The Best D&D-Inspired Action Game Ever Is On Sale In PlayStation’s Holiday Sale
Button-mashing in Baldur’s Gate.
Baldur’s Gate 3 is undoubtedly one of 2023’s best games, thanks to its satisfying character building, captivating narrative, and strategic combat. It’s built on the back of two previous RPGs similarly known for their narrative and mechanical depth. But if you’re just looking for Dungeons and Dragons vibes in a more action-oriented format, there’s another Baldur’s Gate game you need to check out.
Originally launched in 2002 for the Xbox and PlayStation 2, Baldur’s Gate: Dark Alliance II is included in the PlayStation Store Holiday Sale until January 17. Even though it’s more than 20 years old, that makes this a great time to pick up this hack-and-slash classic.
First off, don’t confuse Baldur’s Gate: Dark Alliance with Dungeons & Dragons: Dark Alliance, the middling third-person action game from 2021. While the latter was clearly meant as a riff on the PS2 classic, it lost a lot of charm in its translation. Rather than third-person action, Baldur’s Gate: Dark Alliance II is a top-down action RPG much like Diablo.
While you may know Baldur’s Gate 3 for its complexity, Dark Alliance II’s appeal lies in its simplicity. Character upgrades and inventory management are streamlined, letting you focus on the best part of Dark Alliance II — mowing down wave after wave of enemies.
That’s not to say that it’s completely mindless. There’s just enough story in Dark Alliance II to immerse you in the D&D-ness of it all, but it’s not the main attraction. Instead, Dark Alliance II gets a little more depth from the limited choices it does let you make about your character. There are five playable characters in Dark Alliance II, and which one you choose will drastically change the game. One nice touch is that NPCs will react differently based on who you’re playing, being helpful to some and standoffish to others.
But the real reason to switch up characters is that they all approach combat in their own ways. Playing as the front-line barbarian is a far different experience from using the defensive cleric, so it’s worthwhile to switch up your characters to see a different side of the game. As you level up, you’ll also get access to more powerful abilities, further defining your character’s role and helping them stand out from others.
That’s also what makes Dark Alliance II such an excellent co-op game — although only offline multiplayer is available. It would be impossible for me to say how much time I sunk into the original release of Dark Alliance II, easily playing dozens of hours with high school friends after class and during breaks.

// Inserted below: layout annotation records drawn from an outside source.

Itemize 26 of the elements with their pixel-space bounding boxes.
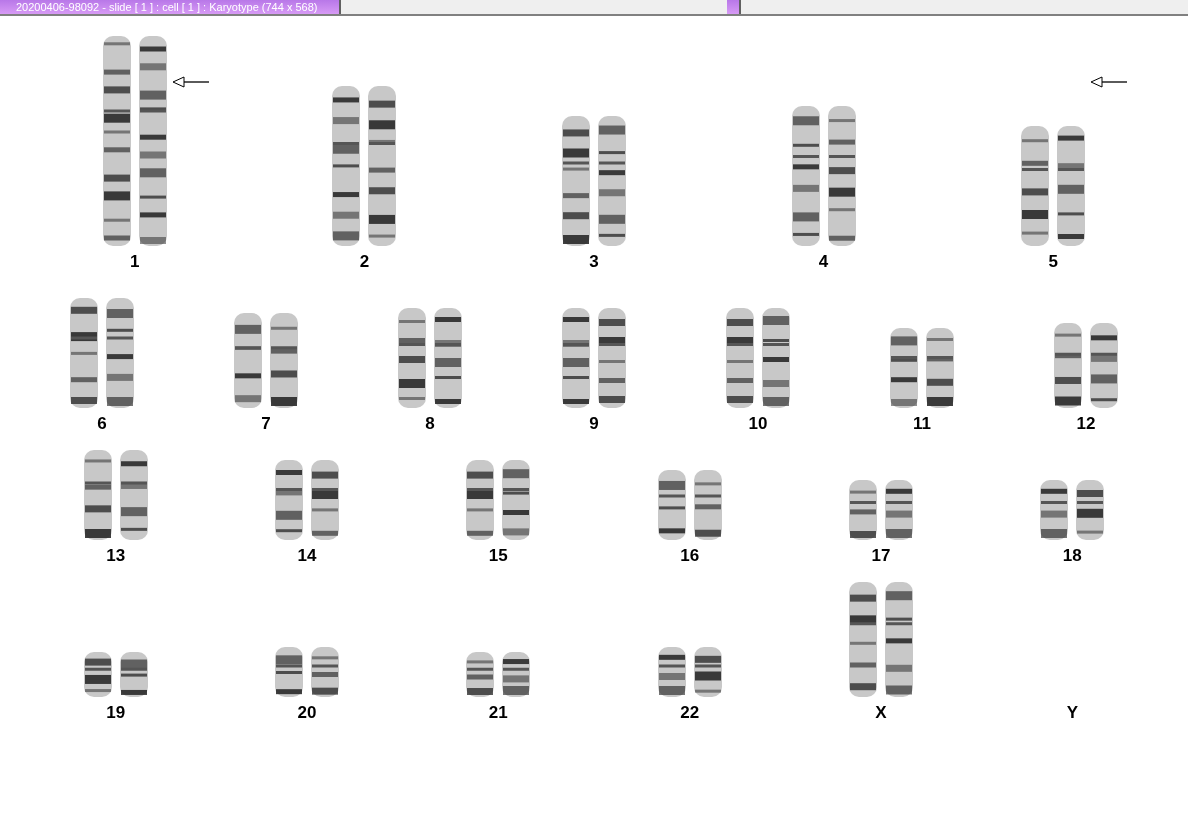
chromosome-label: X bbox=[875, 703, 887, 723]
chromosome-label: 17 bbox=[871, 546, 891, 566]
chromosome-label: 13 bbox=[106, 546, 126, 566]
chromosome-label: 8 bbox=[425, 414, 435, 434]
chromosome-label: 22 bbox=[680, 703, 700, 723]
tab-handle[interactable] bbox=[727, 0, 742, 14]
chromosome-label: 12 bbox=[1076, 414, 1096, 434]
chromosome-label: 16 bbox=[680, 546, 700, 566]
chromosome-label: 21 bbox=[488, 703, 508, 723]
chromosome-label: 7 bbox=[261, 414, 271, 434]
chromosome-label: 14 bbox=[297, 546, 317, 566]
chromosome-label: 10 bbox=[748, 414, 768, 434]
chromosome-label: 5 bbox=[1048, 252, 1058, 272]
chromosome-label: 20 bbox=[297, 703, 317, 723]
chromosome-label: 11 bbox=[913, 414, 931, 434]
chromosome-label: 9 bbox=[589, 414, 599, 434]
chromosome-label: 6 bbox=[97, 414, 107, 434]
chromosome-label: 19 bbox=[106, 703, 126, 723]
chromosome-label: 2 bbox=[359, 252, 370, 272]
chromosome-label: Y bbox=[1066, 703, 1078, 723]
chromosome-label: 4 bbox=[818, 252, 829, 272]
chromosome-label: 1 bbox=[130, 252, 140, 272]
chromosome-label: 15 bbox=[488, 546, 508, 566]
chromosome-label: 18 bbox=[1062, 546, 1082, 566]
chromosome-label: 3 bbox=[589, 252, 599, 272]
window-tab[interactable]: 20200406-98092 - slide [ 1 ] : cell [ 1 ] : Karyotype (744 x 568) bbox=[0, 0, 342, 14]
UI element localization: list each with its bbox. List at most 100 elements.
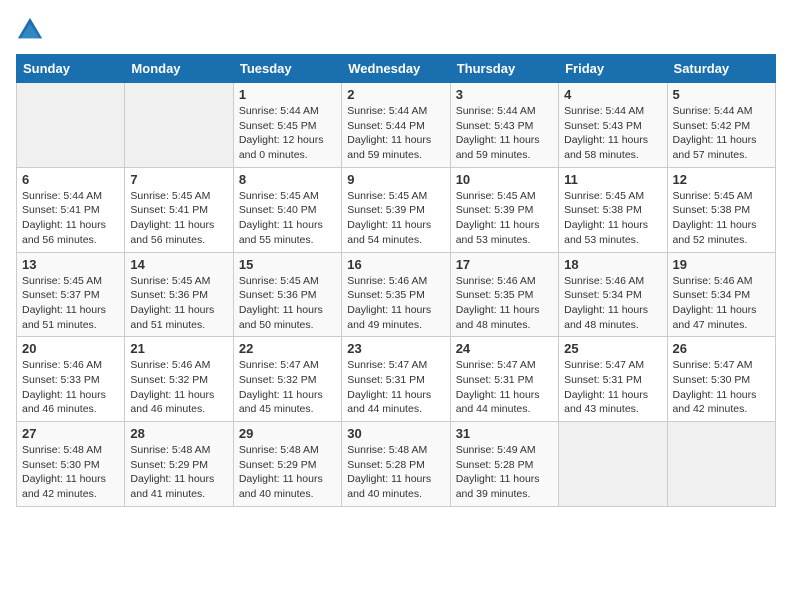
day-info: Sunrise: 5:46 AM Sunset: 5:35 PM Dayligh… — [456, 274, 553, 333]
weekday-header: Monday — [125, 55, 233, 83]
calendar-cell: 27Sunrise: 5:48 AM Sunset: 5:30 PM Dayli… — [17, 422, 125, 507]
calendar-table: SundayMondayTuesdayWednesdayThursdayFrid… — [16, 54, 776, 507]
calendar-cell: 13 Sunrise: 5:45 AM Sunset: 5:37 PM Dayli… — [17, 252, 125, 337]
day-number: 7 — [130, 172, 227, 187]
weekday-header: Tuesday — [233, 55, 341, 83]
day-info: Sunrise: 5:48 AM Sunset: 5:30 PM Dayligh… — [22, 443, 119, 502]
calendar-week-row: 6 Sunrise: 5:44 AM Sunset: 5:41 PM Daylig… — [17, 167, 776, 252]
day-number: 11 — [564, 172, 661, 187]
calendar-cell: 14 Sunrise: 5:45 AM Sunset: 5:36 PM Dayli… — [125, 252, 233, 337]
day-number: 6 — [22, 172, 119, 187]
calendar-cell: 9 Sunrise: 5:45 AM Sunset: 5:39 PM Daylig… — [342, 167, 450, 252]
day-info: Sunrise: 5:46 AM Sunset: 5:35 PM Dayligh… — [347, 274, 444, 333]
day-number: 20 — [22, 341, 119, 356]
day-info: Sunrise: 5:44 AM Sunset: 5:43 PM Dayligh… — [456, 104, 553, 163]
calendar-week-row: 13 Sunrise: 5:45 AM Sunset: 5:37 PM Dayli… — [17, 252, 776, 337]
day-number: 9 — [347, 172, 444, 187]
calendar-cell: 31 Sunrise: 5:49 AM Sunset: 5:28 PM Dayli… — [450, 422, 558, 507]
calendar-cell — [125, 83, 233, 168]
day-number: 10 — [456, 172, 553, 187]
day-info: Sunrise: 5:46 AM Sunset: 5:33 PM Dayligh… — [22, 358, 119, 417]
day-number: 29 — [239, 426, 336, 441]
day-info: Sunrise: 5:47 AM Sunset: 5:31 PM Dayligh… — [564, 358, 661, 417]
day-info: Sunrise: 5:47 AM Sunset: 5:31 PM Dayligh… — [347, 358, 444, 417]
day-number: 4 — [564, 87, 661, 102]
day-number: 28 — [130, 426, 227, 441]
day-number: 13 — [22, 257, 119, 272]
day-info: Sunrise: 5:47 AM Sunset: 5:30 PM Dayligh… — [673, 358, 770, 417]
day-number: 8 — [239, 172, 336, 187]
calendar-cell: 7Sunrise: 5:45 AM Sunset: 5:41 PM Daylig… — [125, 167, 233, 252]
day-info: Sunrise: 5:47 AM Sunset: 5:32 PM Dayligh… — [239, 358, 336, 417]
calendar-cell: 3 Sunrise: 5:44 AM Sunset: 5:43 PM Daylig… — [450, 83, 558, 168]
calendar-cell: 30Sunrise: 5:48 AM Sunset: 5:28 PM Dayli… — [342, 422, 450, 507]
day-number: 21 — [130, 341, 227, 356]
calendar-cell: 6 Sunrise: 5:44 AM Sunset: 5:41 PM Daylig… — [17, 167, 125, 252]
logo-icon — [16, 16, 44, 44]
calendar-cell: 28 Sunrise: 5:48 AM Sunset: 5:29 PM Dayli… — [125, 422, 233, 507]
day-info: Sunrise: 5:45 AM Sunset: 5:38 PM Dayligh… — [673, 189, 770, 248]
calendar-cell: 8 Sunrise: 5:45 AM Sunset: 5:40 PM Daylig… — [233, 167, 341, 252]
day-info: Sunrise: 5:45 AM Sunset: 5:39 PM Dayligh… — [347, 189, 444, 248]
calendar-cell: 18 Sunrise: 5:46 AM Sunset: 5:34 PM Dayli… — [559, 252, 667, 337]
calendar-cell: 1Sunrise: 5:44 AM Sunset: 5:45 PM Daylig… — [233, 83, 341, 168]
day-info: Sunrise: 5:45 AM Sunset: 5:36 PM Dayligh… — [239, 274, 336, 333]
calendar-cell: 12 Sunrise: 5:45 AM Sunset: 5:38 PM Dayli… — [667, 167, 775, 252]
day-number: 25 — [564, 341, 661, 356]
day-number: 15 — [239, 257, 336, 272]
day-info: Sunrise: 5:49 AM Sunset: 5:28 PM Dayligh… — [456, 443, 553, 502]
day-info: Sunrise: 5:47 AM Sunset: 5:31 PM Dayligh… — [456, 358, 553, 417]
day-info: Sunrise: 5:44 AM Sunset: 5:44 PM Dayligh… — [347, 104, 444, 163]
calendar-cell — [559, 422, 667, 507]
calendar-cell: 22Sunrise: 5:47 AM Sunset: 5:32 PM Dayli… — [233, 337, 341, 422]
day-number: 30 — [347, 426, 444, 441]
day-info: Sunrise: 5:46 AM Sunset: 5:34 PM Dayligh… — [673, 274, 770, 333]
calendar-week-row: 1Sunrise: 5:44 AM Sunset: 5:45 PM Daylig… — [17, 83, 776, 168]
day-number: 19 — [673, 257, 770, 272]
day-number: 3 — [456, 87, 553, 102]
calendar-cell — [17, 83, 125, 168]
day-number: 18 — [564, 257, 661, 272]
weekday-header: Saturday — [667, 55, 775, 83]
day-info: Sunrise: 5:48 AM Sunset: 5:29 PM Dayligh… — [130, 443, 227, 502]
calendar-cell: 19 Sunrise: 5:46 AM Sunset: 5:34 PM Dayli… — [667, 252, 775, 337]
day-info: Sunrise: 5:44 AM Sunset: 5:45 PM Dayligh… — [239, 104, 336, 163]
calendar-cell: 24 Sunrise: 5:47 AM Sunset: 5:31 PM Dayli… — [450, 337, 558, 422]
calendar-cell: 21Sunrise: 5:46 AM Sunset: 5:32 PM Dayli… — [125, 337, 233, 422]
calendar-cell: 29 Sunrise: 5:48 AM Sunset: 5:29 PM Dayli… — [233, 422, 341, 507]
day-number: 14 — [130, 257, 227, 272]
day-number: 26 — [673, 341, 770, 356]
calendar-cell: 15 Sunrise: 5:45 AM Sunset: 5:36 PM Dayli… — [233, 252, 341, 337]
day-info: Sunrise: 5:45 AM Sunset: 5:38 PM Dayligh… — [564, 189, 661, 248]
day-info: Sunrise: 5:45 AM Sunset: 5:40 PM Dayligh… — [239, 189, 336, 248]
calendar-cell: 4 Sunrise: 5:44 AM Sunset: 5:43 PM Daylig… — [559, 83, 667, 168]
weekday-header: Friday — [559, 55, 667, 83]
logo — [16, 16, 48, 44]
day-info: Sunrise: 5:44 AM Sunset: 5:41 PM Dayligh… — [22, 189, 119, 248]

Though the game doesn’t offer too many surprises, it scratches the action RPG itch better than almost any other example in its genre. Whether you prefer a speedy ranged character or a powerful mage, one of Dark Alliance II’s characters is sure to suit you. And since they’re all so distinct, just switching to a different one makes it feel like a whole new game.
When Dark Alliance II was released, the biggest criticism it got was that it didn’t improve much from the first game. That’s true, but it doesn’t really matter when you’re coming to the game fresh. The systems that it did add revolve around upgrading your equipment, adding a nice layer of customization to tailor your character to your liking.
All that being said, keep in mind that this is still a game from 2002. Unsurprisingly, it feels a bit dated compared to newer offerings like Diablo IV, especially when it comes to its looks. To be fair, part of the reason it still appeals to me is because it burned itself into my brain when I was a teenager, so it may not land the same for everyone. But while it lacks some modern polish, it’s still a fun hack-and-slash, especially if you can get a partner for some couch co-op. If you’re looking for the cutting edge, you may want to look elsewhere, but for a nostalgic action RPG at a budget price, Baldur’s Gate: Dark Alliance II is an excellent place to start.